It’s not a joking matter,
@kyredneck ,
Few realize the extent and historical significance of this movement, and it is a common mistake - but to borrow from Spurgeon, some latch onto one truth and expand it until they can see nothing else. And this is a reason that few people today realize the impact of disco on the Church.
In 1776 John Calvin published his “Canons of Dort”. But later that same year he wrote another less studied document – His “Treatise Against Funk”. Quite simply, the Canons overshadowed the Treatise. But within that document Calvin condemned what he referred to as the "multi-faceted mirrored spheres" of Arminianism (James Arminius called them “disco balls” and about a decade later John Wesley coined the phrase “night fever” to describe his affection for these devices).
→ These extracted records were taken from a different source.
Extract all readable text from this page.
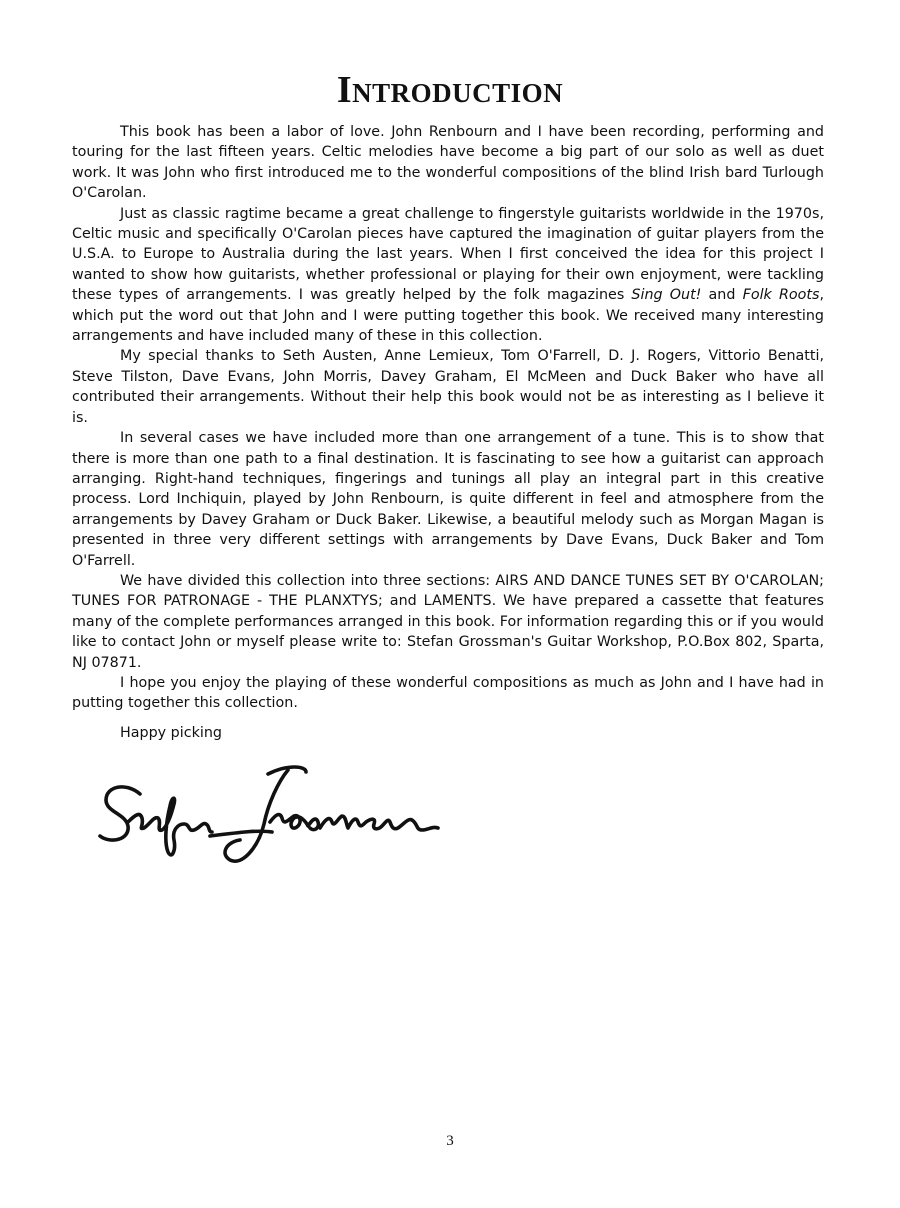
Introduction

This book has been a labor of love. John Renbourn and I have been recording, performing and touring for the last fifteen years. Celtic melodies have become a big part of our solo as well as duet work. It was John who first introduced me to the wonderful compositions of the blind Irish bard Turlough O'Carolan.

Just as classic ragtime became a great challenge to fingerstyle guitarists worldwide in the 1970s, Celtic music and specifically O'Carolan pieces have captured the imagination of guitar players from the U.S.A. to Europe to Australia during the last years. When I first conceived the idea for this project I wanted to show how guitarists, whether professional or playing for their own enjoyment, were tackling these types of arrangements. I was greatly helped by the folk magazines Sing Out! and Folk Roots, which put the word out that John and I were putting together this book. We received many interesting arrangements and have included many of these in this collection.

My special thanks to Seth Austen, Anne Lemieux, Tom O'Farrell, D. J. Rogers, Vittorio Benatti, Steve Tilston, Dave Evans, John Morris, Davey Graham, El McMeen and Duck Baker who have all contributed their arrangements. Without their help this book would not be as interesting as I believe it is.

In several cases we have included more than one arrangement of a tune. This is to show that there is more than one path to a final destination. It is fascinating to see how a guitarist can approach arranging. Right-hand techniques, fingerings and tunings all play an integral part in this creative process. Lord Inchiquin, played by John Renbourn, is quite different in feel and atmosphere from the arrangements by Davey Graham or Duck Baker. Likewise, a beautiful melody such as Morgan Magan is presented in three very different settings with arrangements by Dave Evans, Duck Baker and Tom O'Farrell.

We have divided this collection into three sections: AIRS AND DANCE TUNES SET BY O'CAROLAN; TUNES FOR PATRONAGE - THE PLANXTYS; and LAMENTS. We have prepared a cassette that features many of the complete performances arranged in this book. For information regarding this or if you would like to contact John or myself please write to: Stefan Grossman's Guitar Workshop, P.O.Box 802, Sparta, NJ 07871.

I hope you enjoy the playing of these wonderful compositions as much as John and I have had in putting together this collection.

Happy picking
3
BUT the disco cult didn’t originate with the Remonstrance. There is a first century inscription (“ancient graffiti”) on a wall in Smyrna that reads:
Και όποιος θα βρεθεί
Χωρίς την ψυχή να κατεβαίνει
Πρέπει να σταθεί και να αντιμετωπίσει τα κυνηγόσκυλα της κόλασης
Και σαπίστε μέσα στο κέλυφος ενός πτώματος
Which loosely translates
“whoever will be found without the soul descending, He must stand and face the hounds of hell and decay within the shell of a corpse” (an obvious reference to first century post-discoism).
And consider this line from Rabbi Ben Beinbeegee (“Boogie Nights”, 1517):
“Remember the Nelphim,
These men of old, men of renown,
men who liked to boogie down”.
There is an important tradition, contribution, and theological significance we have lost when we forgot about the Febtiles.